On the first day of the offering, as of 10:14 AM, the subscription rate stood at 0.52 times, according to BSE data. Retail investors led the pack, demonstrating solid interest with a subscription rate of 0.55 times. Qualified Institutional Buyers (QIB) showed less enthusiasm, subscribing only 0.33 times, whereas Non-Institutional Investors (NII) reached 0.67 times subscription. This suggests varied levels of interest across different investor demographics.
Hexaware Technologies, headquartered in Navi Mumbai and founded in 1992, operates with a global reach, employing approximately 32,000 professionals across 54 offices around the world. The company provides IT services, business process outsourcing, and consulting services to various industries, including financial services, healthcare, and transport. Their expertise has positioned Hexaware as one of India's leading IT service providers.
Notably, the IPO has been labeled as the largest public offering by an Indian IT services company, outpacing the previous record held by Tata Consultancy Services (TCS), which raised ₹4,713 crore back in 2004. This anticipated IPO has become the focus of market experts and financial analysts who are weighing its potential performance against other sector competitors.
The gray market premium (GMP) for Hexaware Technologies has offered mixed signals to potential investors. Before the IPO, the unlisted shares were trading at about ₹711.5, just 0.49% above the upper price of the IPO, which, market analysts argue, may translate to subdued returns for investors post-listing.

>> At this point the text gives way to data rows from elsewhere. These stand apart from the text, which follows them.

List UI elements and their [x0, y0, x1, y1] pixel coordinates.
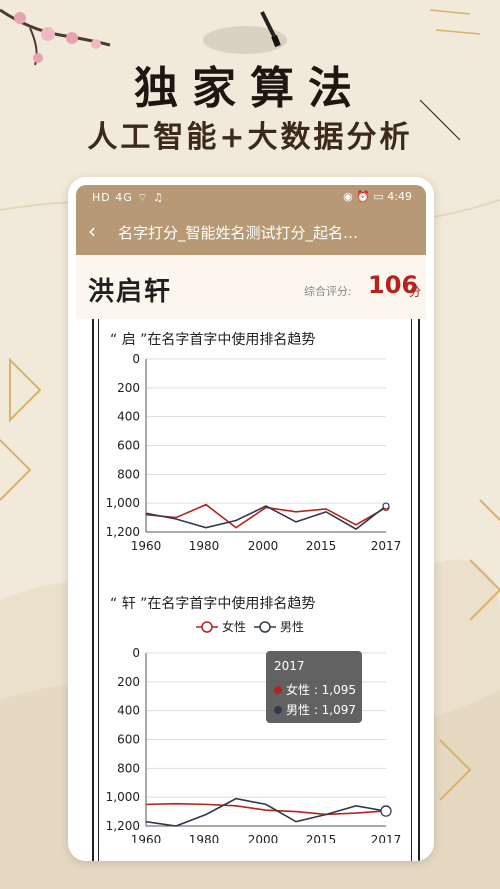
app-navbar: ‹ 名字打分_智能姓名测试打分_起名…: [76, 209, 426, 255]
y-tick-label: 0: [132, 646, 140, 660]
tooltip-title: 2017: [274, 659, 305, 673]
plum-branch-icon: [0, 8, 111, 66]
x-tick-label: 2000: [248, 833, 279, 843]
chevron-left-icon[interactable]: ‹: [88, 219, 96, 243]
phone-screen: HD 4G ⌔ ♫ ◉ ⏰ ▭ 4:49 ‹ 名字打分_智能姓名测试打分_起名……: [68, 177, 434, 861]
y-tick-label: 1,000: [106, 496, 140, 510]
y-tick-label: 600: [117, 439, 140, 453]
status-bar: HD 4G ⌔ ♫ ◉ ⏰ ▭ 4:49: [76, 185, 426, 209]
x-tick-label: 2017: [371, 833, 402, 843]
series-end-point: [382, 502, 390, 510]
x-tick-label: 2015: [306, 539, 337, 553]
y-tick-label: 600: [117, 733, 140, 747]
person-name: 洪启轩: [88, 277, 173, 307]
score-value: 106: [368, 271, 419, 299]
page-title: 名字打分_智能姓名测试打分_起名…: [118, 224, 359, 242]
status-icons-right-group: ◉ ⏰ ▭: [343, 190, 384, 203]
tooltip-female-value: 女性 : 1,095: [286, 683, 357, 697]
tooltip-row-female: 女性 : 1,095: [274, 681, 356, 698]
y-tick-label: 200: [117, 675, 140, 689]
legend-marker: [259, 621, 271, 633]
legend-label: 男性: [280, 620, 304, 634]
chart-tooltip: 2017 女性 : 1,095 男性 : 1,097: [266, 651, 362, 723]
x-tick-label: 2017: [371, 539, 402, 553]
name-score-card: 洪启轩 综合评分: 106 分: [76, 255, 426, 319]
series-line-female: [145, 503, 387, 529]
tooltip-male-value: 男性 : 1,097: [286, 703, 357, 717]
status-time: 4:49: [387, 190, 412, 203]
status-icons-right: ◉ ⏰ ▭ 4:49: [343, 190, 412, 203]
chart-title-xuan: “ 轩 ”在名字首字中使用排名趋势: [110, 596, 316, 612]
female-dot-icon: [274, 686, 282, 694]
y-tick-label: 800: [117, 467, 140, 481]
content-frame-outer: [92, 319, 420, 861]
score-label: 综合评分:: [304, 285, 352, 298]
y-tick-label: 400: [117, 704, 140, 718]
series-line-male: [145, 797, 387, 827]
male-dot-icon: [274, 706, 282, 714]
promo-headline: 独家算法: [134, 63, 366, 114]
y-tick-label: 0: [132, 352, 140, 366]
y-tick-label: 800: [117, 761, 140, 775]
x-tick-label: 1980: [189, 833, 220, 843]
score-unit: 分: [409, 285, 422, 299]
y-tick-label: 1,200: [106, 525, 140, 539]
y-tick-label: 1,200: [106, 819, 140, 833]
promo-subheadline: 人工智能+大数据分析: [87, 120, 413, 155]
x-tick-label: 2000: [248, 539, 279, 553]
series-line-female: [145, 802, 387, 816]
legend-label: 女性: [222, 619, 246, 634]
tooltip-row-male: 男性 : 1,097: [274, 701, 356, 718]
x-tick-label: 1980: [189, 539, 220, 553]
y-tick-label: 200: [117, 381, 140, 395]
series-end-point: [380, 805, 392, 817]
chart-title-qi: “ 启 ”在名字首字中使用排名趋势: [110, 332, 316, 348]
ink-brush-icon: [203, 11, 287, 54]
x-tick-label: 1960: [131, 539, 162, 553]
chart-content[interactable]: “ 启 ”在名字首字中使用排名趋势 0 200 400 600 800 1,000 1,20…: [76, 319, 426, 861]
legend-marker: [201, 621, 213, 633]
y-tick-label: 1,000: [106, 790, 140, 804]
x-tick-label: 1960: [131, 833, 162, 843]
x-tick-label: 2015: [306, 833, 337, 843]
status-icons-left: HD 4G ⌔ ♫: [92, 191, 164, 204]
content-frame-inner: [98, 319, 412, 861]
series-line-male: [145, 505, 387, 531]
y-tick-label: 400: [117, 410, 140, 424]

Despite the muted enthusiasm shown during the first hours of the bidding process—where bids totaled only about 0.01 times the offer—several brokerage houses have voiced positive ratings for the IPO. Anand Rathi Research, for example, suggested this opportunity, stating, "Hexaware Technologies’ business has evolved over the last decade, with a growing set of offerings and larger and diversified customer base," indicating confidence in the company’s growth potential.

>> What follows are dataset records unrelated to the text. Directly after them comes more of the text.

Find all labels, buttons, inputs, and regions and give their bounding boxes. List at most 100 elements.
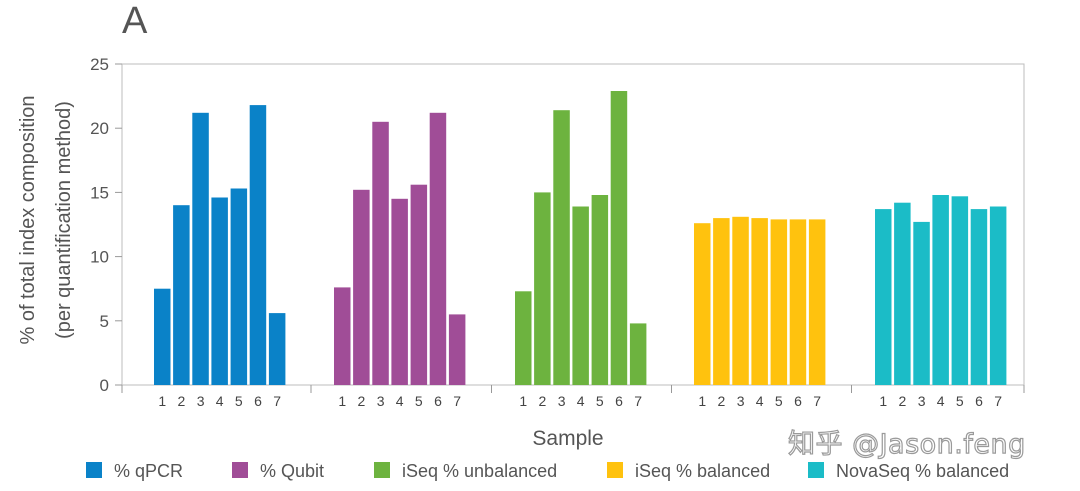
y-tick-label: 25	[90, 55, 109, 74]
x-tick-label: 6	[615, 393, 623, 409]
legend-swatch	[374, 462, 390, 478]
legend-swatch	[607, 462, 623, 478]
bar	[932, 195, 949, 385]
x-tick-label: 1	[158, 393, 166, 409]
x-tick-label: 4	[396, 393, 404, 409]
bar	[391, 198, 408, 385]
x-tick-label: 7	[813, 393, 821, 409]
bar	[789, 219, 807, 385]
watermark: 知乎 @Jason.feng	[787, 428, 1026, 460]
bar	[770, 219, 788, 385]
y-tick-label: 15	[90, 183, 109, 202]
legend-item: iSeq % unbalanced	[374, 461, 557, 481]
y-axis-label-line-2: (per quantification method)	[53, 101, 75, 339]
bar	[732, 216, 749, 385]
legend-item: NovaSeq % balanced	[808, 461, 1009, 481]
legend: % qPCR % Qubit iSeq % unbalanced iSeq % bal…	[86, 461, 1009, 481]
bar	[429, 112, 447, 386]
x-tick-label: 4	[937, 393, 945, 409]
legend-item: iSeq % balanced	[607, 461, 770, 481]
x-tick-label: 4	[577, 393, 585, 409]
x-tick-label: 2	[899, 393, 907, 409]
legend-label: % Qubit	[260, 461, 324, 481]
x-tick-label: 2	[178, 393, 186, 409]
bar	[610, 91, 628, 385]
x-tick-label: 5	[596, 393, 604, 409]
bar	[268, 313, 286, 385]
bar	[448, 314, 466, 385]
x-tick-label: 2	[718, 393, 726, 409]
x-tick-label: 1	[519, 393, 527, 409]
x-tick-label: 1	[698, 393, 706, 409]
y-axis-label-line-1: % of total index composition	[17, 95, 39, 344]
bar	[913, 221, 930, 385]
x-tick-label: 5	[415, 393, 423, 409]
x-tick-label: 3	[918, 393, 926, 409]
bar	[694, 223, 711, 385]
legend-label: iSeq % balanced	[635, 461, 770, 481]
bar	[894, 202, 911, 385]
y-tick-label: 0	[100, 376, 109, 395]
panel-label: A	[122, 0, 148, 42]
bar	[591, 195, 609, 385]
bar	[211, 197, 228, 385]
x-tick-label: 7	[453, 393, 461, 409]
x-tick-label: 6	[975, 393, 983, 409]
legend-item: % Qubit	[232, 461, 324, 481]
bar	[572, 206, 589, 385]
bar	[154, 288, 171, 385]
x-tick-label: 1	[879, 393, 887, 409]
x-tick-label: 3	[737, 393, 745, 409]
bar	[534, 192, 551, 385]
bar	[249, 105, 267, 385]
bar	[173, 205, 190, 385]
legend-label: NovaSeq % balanced	[836, 461, 1009, 481]
bar	[192, 112, 209, 386]
bar	[230, 188, 248, 385]
x-tick-label: 4	[216, 393, 224, 409]
x-tick-label: 7	[994, 393, 1002, 409]
bar	[808, 219, 826, 385]
bar	[353, 189, 370, 385]
bar	[629, 323, 647, 385]
x-tick-label: 7	[634, 393, 642, 409]
x-tick-label: 3	[377, 393, 385, 409]
x-tick-label: 1	[338, 393, 346, 409]
legend-label: iSeq % unbalanced	[402, 461, 557, 481]
bar	[334, 287, 351, 385]
y-tick-label: 5	[100, 312, 109, 331]
x-tick-label: 2	[358, 393, 366, 409]
bar	[713, 218, 730, 385]
x-tick-label: 4	[756, 393, 764, 409]
bar	[989, 206, 1007, 385]
x-tick-label: 5	[775, 393, 783, 409]
bar	[970, 209, 988, 385]
x-tick-label: 3	[558, 393, 566, 409]
bar	[372, 121, 389, 386]
x-tick-label: 6	[794, 393, 802, 409]
legend-swatch	[808, 462, 824, 478]
bar	[515, 291, 532, 385]
x-tick-label: 3	[197, 393, 205, 409]
bar	[410, 184, 428, 385]
y-tick-label: 20	[90, 119, 109, 138]
legend-swatch	[86, 462, 102, 478]
x-tick-label: 6	[254, 393, 262, 409]
legend-swatch	[232, 462, 248, 478]
x-tick-label: 5	[956, 393, 964, 409]
bar	[951, 196, 969, 385]
bar	[875, 209, 892, 385]
x-tick-label: 5	[235, 393, 243, 409]
y-tick-label: 10	[90, 248, 109, 267]
bar	[751, 218, 768, 385]
legend-item: % qPCR	[86, 461, 183, 481]
x-axis-label: Sample	[532, 427, 603, 450]
bar	[553, 110, 570, 385]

Another firm, Arihant Capital, has echoed similar sentiments, recommending the IPO for long-term investors. Their analysts noted, "The valuation at the upper band is at P/E of 43.1x, based on September 2024 earnings. This signifies the company’s strength amid fierce competition and economic pressures." They highlighted Hexaware's modernization efforts and innovative integration of AI as factors supporting their positive outlook.

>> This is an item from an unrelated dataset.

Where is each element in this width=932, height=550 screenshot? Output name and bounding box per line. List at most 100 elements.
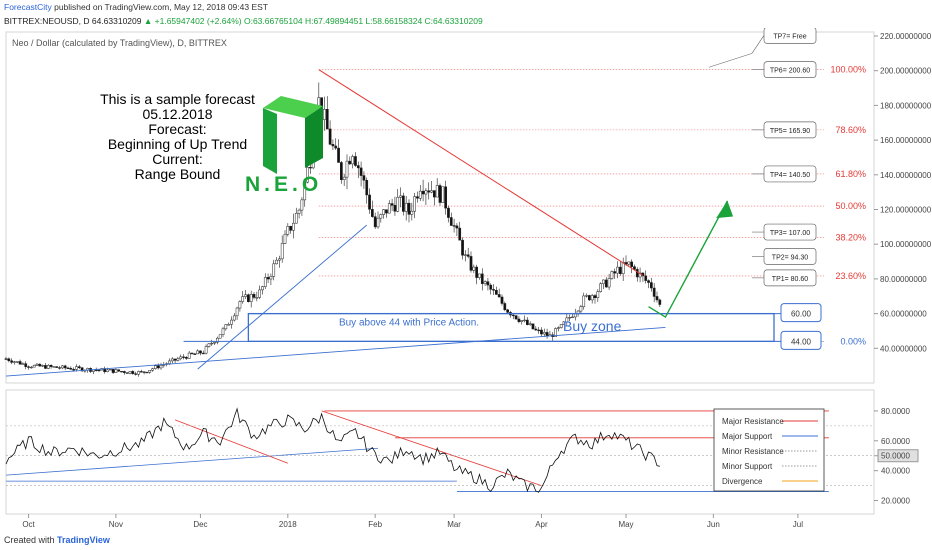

Regarded as one of the foremost players within the mid-tier IT sector, Hexaware faces stiff competition, especially from larger global firms and other mid-sized competitors. With increasing industry consolidation, competition is expected to intensify as larger firms bundle their services, exerting pricing pressures on competitors like Hexaware.
Responding to concerns, analysts pointed to the economic fluctuations impacting client IT budgets, especially within the Americas and Europe, highlighting it as another obstacle for Hexaware's growth. Currency exchange variations also present challenges, as this firm operates across markets using various currencies.
The three-day subscription window is part of Hexaware Technologies’ broader strategy to both raise capital and increase its visibility on public markets. The company aims to hold onto its legacy of providing comprehensive services and solutions across multiple sectors, including financial services, healthcare and insurance, and travel and transportation.
Looking at the allocation, half of the issue is reserved for Qualified Institutional Buyers (QIB), 35% is set aside for retail investors, and the remaining 15% for Non-Institutional Investors (NII). A discount of ₹67 per share is being provided for eligible employees participating within the employee reservation category.
All eyes will be on the die-hard investors who believe the long-term growth of Hexaware could yield favorable outcomes as the company gears up for potential listing. Analysts remain cautiously optimistic, awaiting final decisions and final bids from investors as the subscription deadline looms. With major investment firms participating as anchor investors, the anticipation surrounding Hexaware Technologies is palpable as they seek not just to reclaim their position on the trading floors but also to carve out new paths amid the ever-changing digital and technological landscapes.